アクティブラーニングに関する覚え書き

大学の大衆化に伴って、アクティブラーニングが大学教育で取り沙汰され、初等・中等教育へも広がっています。今や、教育現場にいれば、よく耳にする単語になっています。教育政策がどれほど教育現場へ影響を与えるのか、アクティブラーニングを通して痛感できます。

アクティブラーニングに関する説明にはいろいろなものがありますが、ここでは二つの例を挙げておきます。

教員による一方向的な講義形式の教育とは異なり、学修者の能動的な学修への参加を取り入れた教授・学習法の総称

一方向的な知識伝達型講義を聴くという(受動的)学習を乗り越える意味での、あらゆる能動的な学習のこと。能動的な学習には、書く・話す・発表するなどの活動への関与と、そこで生じる認知プロセスの外化を伴う。
溝上慎一『アクティブラーニングと教授学習パラダイムの転換』東信堂 2014

教師が一方向的に何かを伝える講義ではなく、学生が何か(書く・話す・発表する)をしながら、その講義で獲得すべき能力を醸成する講義がアクティブラーニング型講義と呼べるのでしょう。

アクティブラーニングに関して、しばしば聞く反論は、一方向的な講義を必死に聴くことも"アクティブラーニング(能動的な学習)"でしょ?というものです。字面だけで判断すれば、その通りだと思います。ただし、ここで言っている「アクティブラーニング」や「能動的な学習」というは、上記のような説明に従う専門用語だと理解した方が賢明だと思います。以下の文章も、そのような立場で読んで頂ければ有難いです。

さて、上記の説明に基づくと、従来から行われている演習や実験の講義は、アクティブラーニング型講義と呼べるでしょう。一方で、アクティブラーニングが取り沙汰されて以降に存在感を強めた講義の例としては、大学1年生向けに行われるグループディスカッションをふんだんに取り入れた、初年次セミナーなどと呼ばれる、講義が挙げられます。

アクティブラーニングに関する思想の歴史を辿ると、ずいぶん昔まで遡ることができるようです。例えば、ジョン・デューイ(1859~1952)の「為すことによって学ぶ」という〈経験学習〉の理論もその根幹を成しているとのことです。1900年代前半の理論です。

冒頭の説明では、アクティブラーニングは新顔の教育理念のように書いていますが、その背後には、ずいぶんと長い教育理論の積み重ねと再検討があるのですね。

なかなか読む機会がなかったのですが、最近になってようやくジョン・デューイの『民主主義と教育(上)』を読み始めました。なぜ学校のような教育システムが必要なのか、など興味深い議論が展開されています。僕自身のアクティブラーニングや教育に対する理解を深めるためにも、読み進めたい書です。

ここまで、アクティブラーニングにおける活動的な側面(外化)にスポットを当ててきました。次に、アクティブラーニングにおける沈黙にスポットを当てたいと思います。それは「省察」といった単語で表されます。
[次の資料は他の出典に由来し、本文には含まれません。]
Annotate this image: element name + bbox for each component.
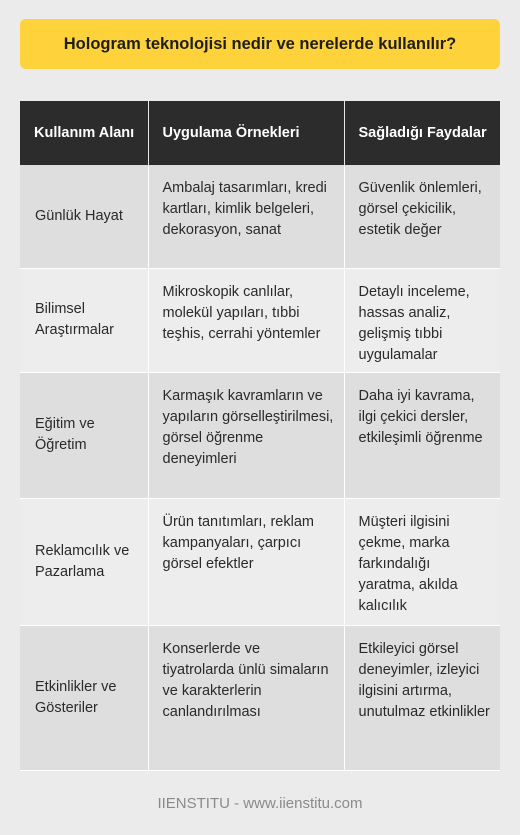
cell-usage-area: Eğitim ve Öğretim: [20, 372, 148, 498]
table-row: [20, 625, 500, 770]
cell-examples: Konserlerde ve tiyatrolarda ünlü simaların ve karakterlerin canlandırılması: [148, 625, 344, 770]
header-application-examples: Uygulama Örnekleri: [148, 101, 344, 165]
cell-usage-area: Bilimsel Araştırmalar: [20, 268, 148, 372]
cell-examples: Mikroskopik canlılar, molekül yapıları, tıbbi teşhis, cerrahi yöntemler: [148, 268, 344, 372]
table-row: [20, 372, 500, 498]
page-title: Hologram teknolojisi nedir ve nerelerde kullanılır?: [20, 19, 500, 69]
footer-credit: IIENSTITU - www.iienstitu.com: [157, 795, 363, 812]
table-row: [20, 165, 500, 268]
cell-benefits: Daha iyi kavrama, ilgi çekici dersler, etkileşimli öğrenme: [344, 372, 500, 498]
cell-examples: Karmaşık kavramların ve yapıların görselleştirilmesi, görsel öğrenme deneyimleri: [148, 372, 344, 498]
cell-usage-area: Reklamcılık ve Pazarlama: [20, 498, 148, 625]
cell-benefits: Etkileyici görsel deneyimler, izleyici ilgisini artırma, unutulmaz etkinlikler: [344, 625, 500, 770]
cell-examples: Ürün tanıtımları, reklam kampanyaları, çarpıcı görsel efektler: [148, 498, 344, 625]
cell-examples: Ambalaj tasarımları, kredi kartları, kimlik belgeleri, dekorasyon, sanat: [148, 165, 344, 268]
table-row: [20, 268, 500, 372]
header-benefits: Sağladığı Faydalar: [344, 101, 500, 165]
usage-table: [20, 101, 500, 771]
cell-benefits: Müşteri ilgisini çekme, marka farkındalığı yaratma, akılda kalıcılık: [344, 498, 500, 625]
table-row: [20, 498, 500, 625]
header-usage-area: Kullanım Alanı: [20, 101, 148, 165]
cell-usage-area: Etkinlikler ve Gösteriler: [20, 625, 148, 770]
cell-benefits: Detaylı inceleme, hassas analiz, gelişmiş tıbbi uygulamalar: [344, 268, 500, 372]
cell-usage-area: Günlük Hayat: [20, 165, 148, 268]
table-header-row: [20, 101, 500, 165]
cell-benefits: Güvenlik önlemleri, görsel çekicilik, estetik değer: [344, 165, 500, 268]
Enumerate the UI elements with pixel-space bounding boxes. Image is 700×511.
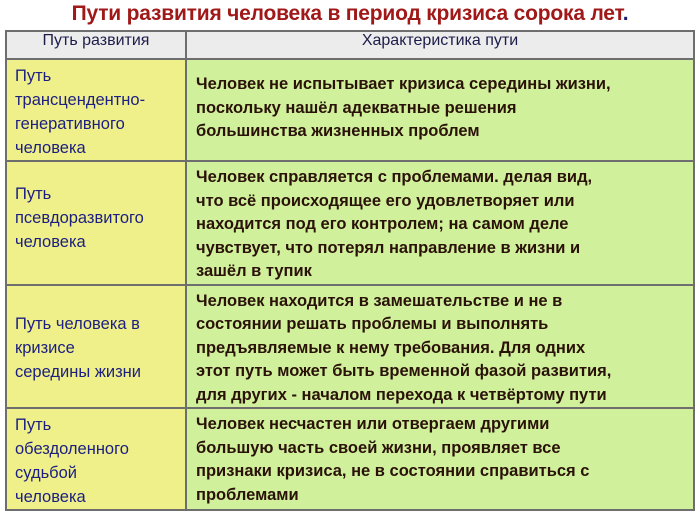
description-cell bbox=[186, 285, 694, 409]
path-cell bbox=[6, 285, 186, 409]
description-line: для других - началом перехода к четвёртому пути bbox=[196, 385, 607, 404]
description-line: Человек не испытывает кризиса середины жизни, bbox=[196, 75, 611, 93]
description-line: Человек справляется с проблемами. делая вид, bbox=[196, 168, 593, 186]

まずここで、冒頭で紹介したものとはちょっと異なるアクティブラーニングの説明を紹介します。

学生者が話し合いや具体的な活動を通して思考を活性化し、概念につながりをつけて自分の中に落とし込む機会が与えられる授業
土佐幸子「学びを助けるアクティブ・ラーニングとは?」大学の物理教育 22(2) 64

アクティブラーニングでは、グループワークをワイワイとやることも大切なことですが、最も大切なことは、グループワークなどの活動(外化)を通して、思考をアクティブにすることです。

グループワークなどで他者との話し合いを経た後(もしくはその過程)の思考や省察の重要性を見落としてはいけません。つまり、活動を振り返って自分でじっくりと考えることも不可欠なのです。

そのために、教員やファシリテーターがすべきことは、思考を活性化し考えさせる場や時間の提供です。